Light from the front windows, he says, flooded a large open space with a terrazzo floor and a yellow ceiling. On either side, marble walls stretched back toward the concourse, moving ever closer to one another so that they formed a huge wedge culminating in the gridded window. A Tuscan-red wall displaying an N&W route map separated the front of the station from the concourse. Below the map curved an information desk, the deepest point of which was at the map's center. In the middle of the ceiling was a shallow decorative dome, also yellow, with recessed lighting around its edges. Doors led to separate restrooms for black and white travelers; behind the restrooms were a baggage room and a cafe with a zigzagging counter.

The counter is gone now, as are the curving desk and the route map, but Mr. Green says almost everything else survives, hidden beneath the partitions and the false ceilings. The station needs a new heating system, but otherwise renovations would be relatively inexpensive. He and Mr. Gartner say the the local visitor's center could move here from a downtown storefront -- indeed, they describe tour buses unloading out front, maps being handed across the curving desk, lunches being eaten in the cafe.

Of course, there's the little matter of the railroad's still owning the station, and the matter of persuading the visitor's-center people that they want to move, and the matter of finding money for the renovation. But Mr. Gartner and Mr. Green seem unperturbed, and indeed their track record is looking pretty good just now. A renovation scheme they and their students created for Roanoke's Virginia Transportation Museum won the support of the museum's board, which is currently raising money to pay for it. Renovations they planned for part of the city's Science Museum have already been completed; more are probably in the offing. And now they've got their students thinking up housing ideas for vacant lots in the Gainsboro district, a black neighborhood just a few blocks from the station.

They're even working on a design for a mobile home with 10-foot ceilings and a handsome, building-like exterior. This too started as a class project, with students examining the changes mobile homes' owners had made. Most common were peaked roofs (which make the homes more house-like) and porches (which serve as transitional spaces). The students found, Mr. Gartner says, that mobile homes' "aesthetic of movement and impermanence" was really a disadvantage, and that "residents don't want to live like that." Having devised a mobile home they think is a big improvement over what's on the market now, he and Mr. Green are searching for money to build a prototype.
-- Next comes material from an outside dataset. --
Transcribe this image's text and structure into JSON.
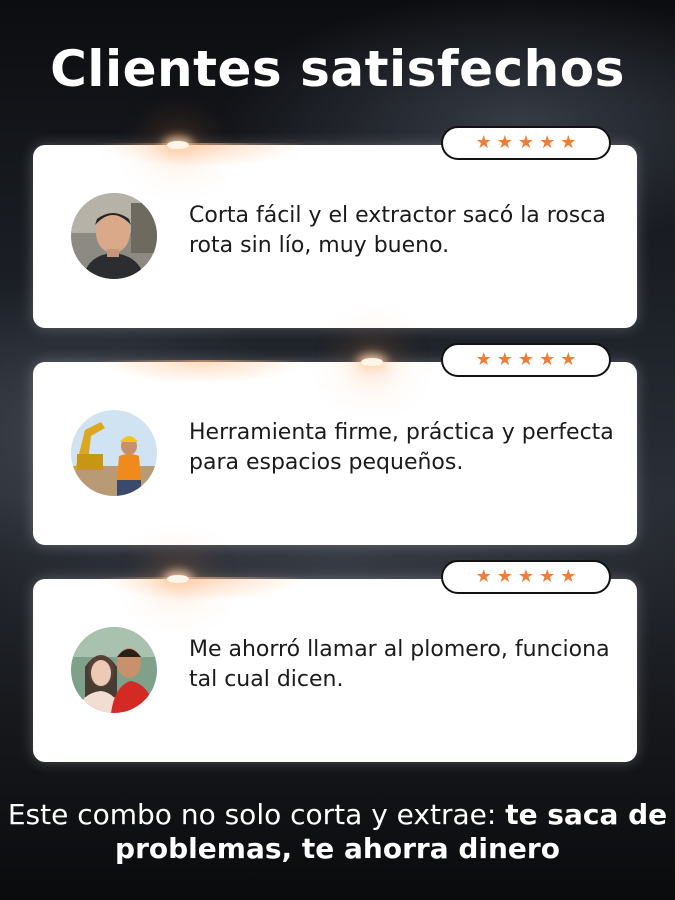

"We're always looking for projects where a small amount of input will have a big effect," Mr. Green explains. They're hoping the Loewy train station is just such a project, and a Loewy exhibition they're planning for the transportation museum may help move things along. It will also give Mr. Gartner and Mr. Green an excuse to track down other Loewy designs, some of which are becoming hard to find (the Postal Service, for instance, is replacing Loewy's eagle with a newer one). Besides the streamlined Coldspots for Sears -- Loewy redesigned them every year, as if they were cars -- there were the McCormick-Deering cream separator, and the red countertop Coke dispenser, and the streamlined Farmall tractor. The museum already has a 1950 Studebaker Land Cruiser, with air scoops and a bullet nose that Loewy copied off the P-38 fighter plane. And out back there's a GG1, which -- at 79.5 feet long -- seems likely to be the biggest item in the show.

Unless, of course, Mr. Gartner and Mr. Green can bring in the S.S. Panama, or a Lockheed Constellation, or a string of Pullmans from the 1938 Broadway Limited (all had Loewy interiors, and the Pullmans had Loewy exteriors as well). Or maybe they'll come up with a Lucky's supermarket, or an International Harvester showroom like the one in Liberty, Tex., Mr. Gartner's home town. Long shots, of course, even for people as resourceful as Mr. Gartner and Mr. Green. On the other hand, though, you just might not want to be betting against them.